Globular clusters have been considered before by scientiststaking part in SETI, the Search for Extraterrestrial Intelligence. In 2015, astronomers collaborating on the Ĝ (Glimpsing Heat for Alien Technologies, or ‘G-HAT’) search released the first results of their analysis of data from NASA’s Wide Field Infrared Explorer, or WISE. The idea is that a technological civilisation capable of building megastructures that collect all the energy radiated by a star would produce thermal leakage at infrared wavelengths. While Ĝ has not targeted any specific globular clusters yet, it is incorporating them into its search, according to one of the project’s leaders, Professor Jason Wright of Penn State University, USA.
“Globular clusters were included in the Ĝ search that we did for galaxies, as long as they were resolved (angularly) by WISE,” Wright tells Astronomy Now.

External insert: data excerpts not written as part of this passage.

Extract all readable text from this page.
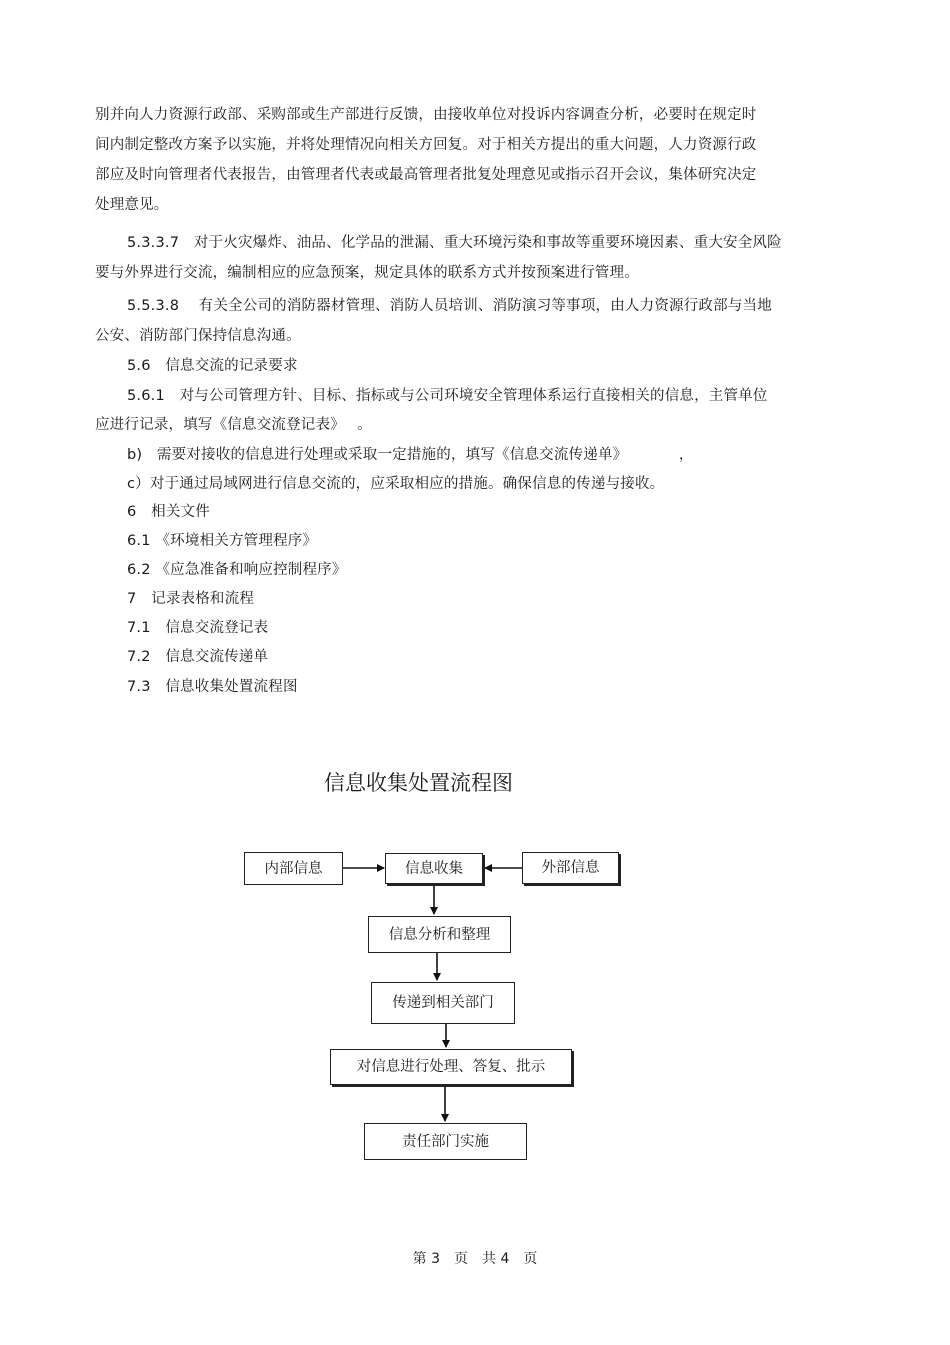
别并向人力资源行政部、采购部或生产部进行反馈，由接收单位对投诉内容调查分析，必要时在规定时
间内制定整改方案予以实施，并将处理情况向相关方回复。对于相关方提出的重大问题，人力资源行政
部应及时向管理者代表报告，由管理者代表或最高管理者批复处理意见或指示召开会议，集体研究决定
处理意见。
5.3.3.7　对于火灾爆炸、油品、化学品的泄漏、重大环境污染和事故等重要环境因素、重大安全风险
要与外界进行交流，编制相应的应急预案，规定具体的联系方式并按预案进行管理。
5.5.3.8　 有关全公司的消防器材管理、消防人员培训、消防演习等事项，由人力资源行政部与当地
公安、消防部门保持信息沟通。
5.6　信息交流的记录要求
5.6.1　对与公司管理方针、目标、指标或与公司环境安全管理体系运行直接相关的信息，主管单位
应进行记录，填写《信息交流登记表》　 。
b)　需要对接收的信息进行处理或采取一定措施的，填写《信息交流传递单》　　　　，
c）对于通过局域网进行信息交流的，应采取相应的措施。确保信息的传递与接收。
6　相关文件
6.1 《环境相关方管理程序》
6.2 《应急准备和响应控制程序》
7　记录表格和流程
7.1　信息交流登记表
7.2　信息交流传递单
7.3　信息收集处置流程图
信息收集处置流程图
内部信息	信息收集	外部信息
信息分析和整理
传递到相关部门
对信息进行处理、答复、批示
责任部门实施
第 3　页　共 4　页
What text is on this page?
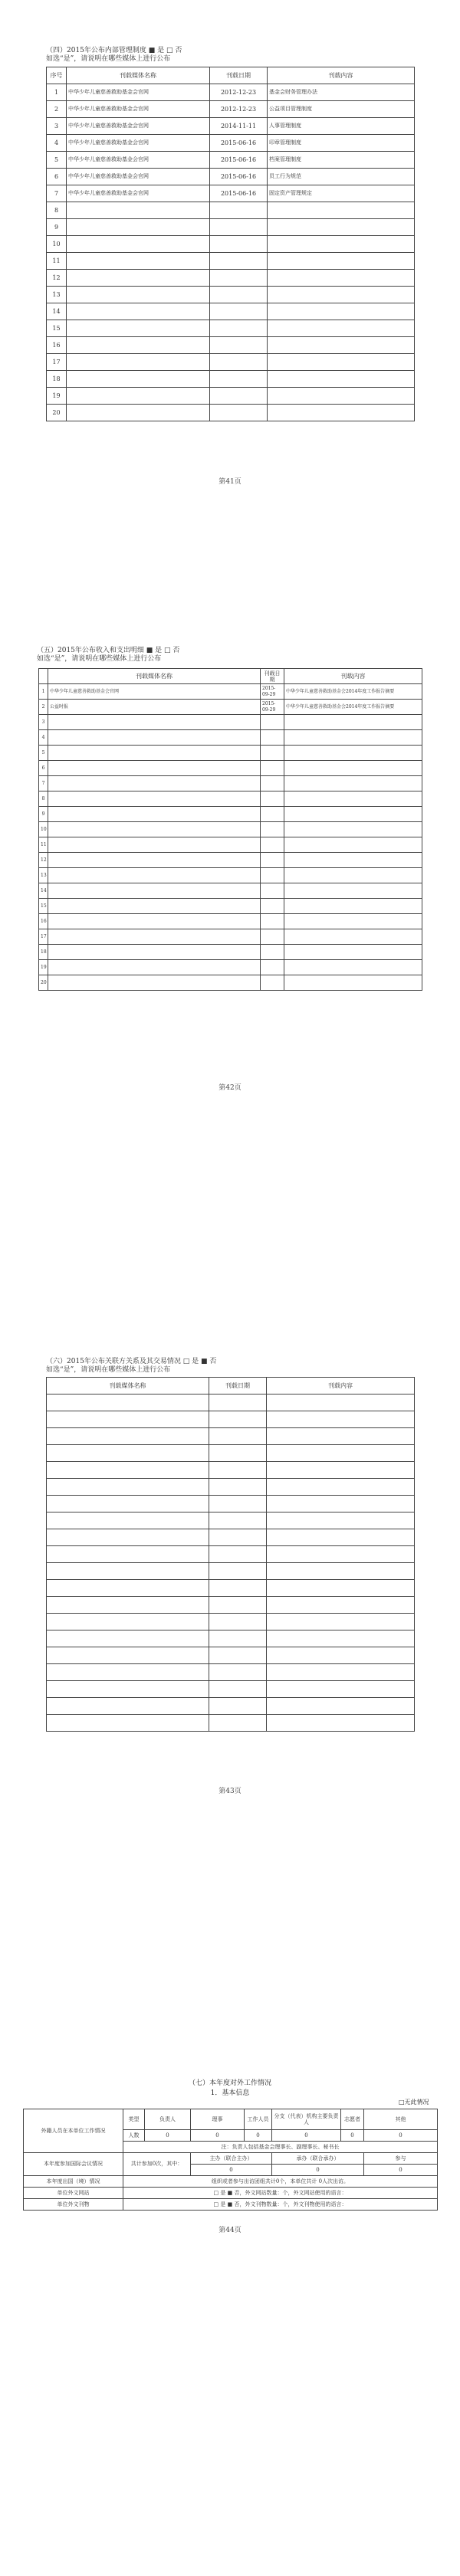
（四）2015年公布内部管理制度 ■ 是 □ 否
如选“是”，请说明在哪些媒体上进行公布
序号	刊载媒体名称	刊载日期	刊载内容
1	中华少年儿童慈善救助基金会官网	2012-12-23	基金会财务管理办法
2	中华少年儿童慈善救助基金会官网	2012-12-23	公益项目管理制度
3	中华少年儿童慈善救助基金会官网	2014-11-11	人事管理制度
4	中华少年儿童慈善救助基金会官网	2015-06-16	印章管理制度
5	中华少年儿童慈善救助基金会官网	2015-06-16	档案管理制度
6	中华少年儿童慈善救助基金会官网	2015-06-16	员工行为规范
7	中华少年儿童慈善救助基金会官网	2015-06-16	固定资产管理规定
8			
9			
10			
11			
12			
13			
14			
15			
16			
17			
18			
19			
20			
第41页
（五）2015年公布收入和支出明细 ■ 是 □ 否
如选“是”，请说明在哪些媒体上进行公布
	刊载媒体名称	刊载日期	刊载内容
1	中华少年儿童慈善救助基金会官网	2015-09-29	中华少年儿童慈善救助基金会2014年度工作报告摘要
2	公益时报	2015-09-29	中华少年儿童慈善救助基金会2014年度工作报告摘要
3			
4			
5			
6			
7			
8			
9			
10			
11			
12			
13			
14			
15			
16			
17			
18			
19			
20			
第42页
（六）2015年公布关联方关系及其交易情况 □ 是 ■ 否
如选“是”，请说明在哪些媒体上进行公布
刊载媒体名称	刊载日期	刊载内容

第43页
（七）本年度对外工作情况
1．基本信息
□无此情况
外籍人员在本单位工作情况	类型	负责人	理事	工作人员	分支（代表）机构主要负责人	志愿者	其他
	人数	0	0	0	0	0	0
	注：负责人包括基金会理事长、副理事长、秘书长						
本年度参加国际会议情况	共计参加0次，其中：		主办（联合主办）		承办（联合承办）		参与
			0		0		0
本年度出国（境）情况	组织或者参与出访团组共计0个，本单位共计 0人次出访。						
单位外文网站	□ 是 ■ 否，外文网站数量：个，外文网站使用的语言：						
单位外文刊物	□ 是 ■ 否，外文刊物数量：个，外文刊物使用的语言：						
第44页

Detecting thermal leakage from a civilisation living in a globular cluster might prove quite difficult, though.
“Globular clusters have very low infrared emission naturally, so [a civilisation] would need really whopping excesses for us to have noticed them,” says Wright. “On the other hand, their low natural emission means that very low excesses should be easy to spot with more sensitivity. We haven’t done this yet for globulars or elliptical galaxies.”

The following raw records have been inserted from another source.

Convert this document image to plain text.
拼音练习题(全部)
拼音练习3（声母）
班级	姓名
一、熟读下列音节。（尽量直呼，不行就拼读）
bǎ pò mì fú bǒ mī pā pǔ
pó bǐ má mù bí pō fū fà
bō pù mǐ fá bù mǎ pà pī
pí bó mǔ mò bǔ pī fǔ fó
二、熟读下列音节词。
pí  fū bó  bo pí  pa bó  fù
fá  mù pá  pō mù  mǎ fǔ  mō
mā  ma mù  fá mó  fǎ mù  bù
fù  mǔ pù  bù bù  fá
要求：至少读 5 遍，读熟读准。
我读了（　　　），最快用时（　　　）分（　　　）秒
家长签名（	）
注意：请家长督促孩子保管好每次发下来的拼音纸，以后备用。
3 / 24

In 1974 Carl Sagan and Frank Drake beamed a message from the Arecibo Radio Telescope in Puerto Rico towards the globular cluster Messier 13 in the constellation Hercules. They chose a globular cluster based on the logic that it has a high concentration of stars, increasing the chances that someone might actually be present to detect the message in 22,000 years when it reaches them. If Di Stefano and Ray are correct, then M13 may have been a good choice.
Says Di Stefano, “Globular clusters may indeed contain very old, advanced civilisations.”